Fired US librarian of Congress details callous dismissal in new interview
The first woman and African American to serve as the US librarian of Congress before Donald Trump fired her in May has not heard from the president's administration beyond the 31-word email it sent her with word of her dismissal, she has revealed in her first interview since her ouster.
'No one has talked to me directly at all from the White House,' Carla Hayden says in an interview airing on the upcoming CBS News Sunday Morning. 'I've received no communication directly, except for that one email.
'That's the only communication.'
Hayden's comments to the CBS national correspondent Robert Costa provide a first-hand glimpse at the unceremonious way she was fired from a post to which the US Senate confirmed her in 2016.
She had been thrust under political pressure by a conservative advocacy group that had pledged to drive out anyone deemed to be standing in the way of the Trump White House's rightwing agenda.
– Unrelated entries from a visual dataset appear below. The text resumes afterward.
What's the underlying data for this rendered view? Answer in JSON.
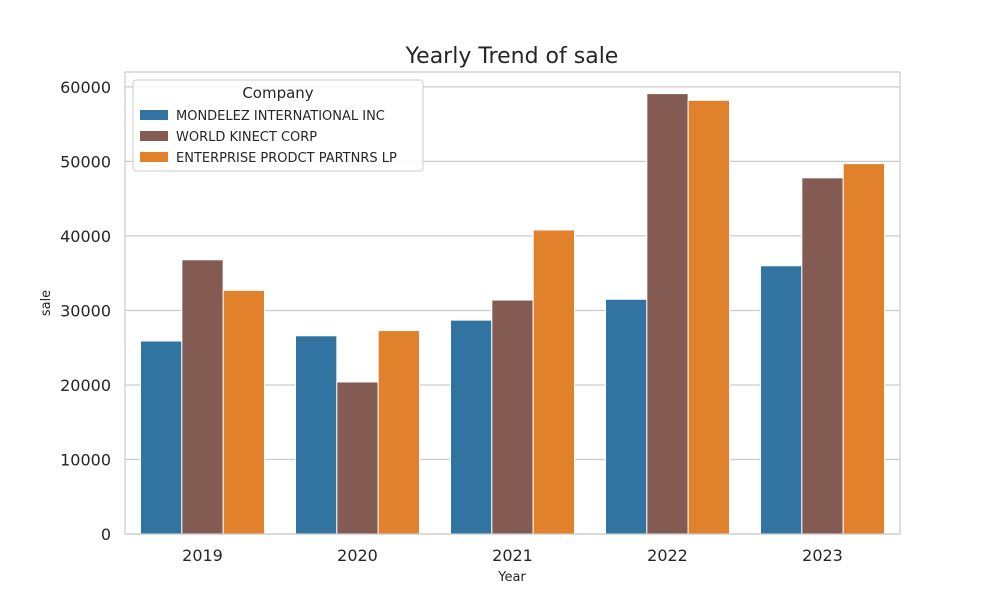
{
  "chart_data": {
    "type": "bar",
    "title": "Yearly Trend of sale",
    "xlabel": "Year",
    "ylabel": "sale",
    "categories": [
      "2019",
      "2020",
      "2021",
      "2022",
      "2023"
    ],
    "series": [
      {
        "name": "MONDELEZ INTERNATIONAL INC",
        "color": "#3274a1",
        "values": [
          25900,
          26600,
          28700,
          31500,
          36000
        ]
      },
      {
        "name": "WORLD KINECT CORP",
        "color": "#845b52",
        "values": [
          36800,
          20400,
          31400,
          59100,
          47800
        ]
      },
      {
        "name": "ENTERPRISE PRODCT PARTNRS LP",
        "color": "#e1812c",
        "values": [
          32700,
          27300,
          40800,
          58200,
          49700
        ]
      }
    ],
    "ylim": [
      0,
      62000
    ],
    "yticks": [
      0,
      10000,
      20000,
      30000,
      40000,
      50000,
      60000
    ],
    "grid": true,
    "legend": {
      "title": "Company",
      "placement": "top-left"
    }
  }
}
That organization, the American Accountability Foundation (AAF), leveled accusations against Hayden and other library leaders that they had promoted children's books with 'radical content' as well as literature by opponents of the president.
Hayden then received an email on 8 May that read: 'Carla, on behalf of President Donald J Trump, I am writing to inform you that your position as the Librarian of Congress is terminated effective immediately. Thank you for your service.'
Asked by Acosta whether her tenure really ended 'with one missive that's electronic', Hayden replied: 'That was it.'
She also remarked: 'I was never notified beforehand and after.'
Hayden is one of numerous federal government officials whom Trump has dismissed upon having been convinced that they were not aligned with his second presidency's plans. Just hours before her firing became public, the AAF used its X account to insult her as 'woke' and 'anti-Trump'.
'It's time to get her OUT,' the AAF also said on X, in part.
Congressional Democrats reacted with fury to Hayden's termination. New York's Chuck Schumer, the top US Senate Democrat, said Hayden was a 'trailblazer, a scholar and a public servant of the highest order'.
The New York representative Joseph Morelle, the highest-ranking Democrat on the US House's administration committee, called Hayden 'an American hero'.
'Hayden has spent her entire career serving people – from helping kids learn to read to protecting some of our nation's most precious treasures,' said Morelle, whose committee oversees the congressional library.
The Library of Congress sits across from the US Capitol in Washington DC. It holds a vast collection of the US's books and history, making it available to federal lawmakers as well as the public.
It archives the papers of presidents and supreme court justices and has collections of rare books, images, music and artifacts.
In 2022, Hayden arranged for the singer Lizzo to play one of those artifacts: a flute owned by James Madison, who was US president from 1809 to 1817.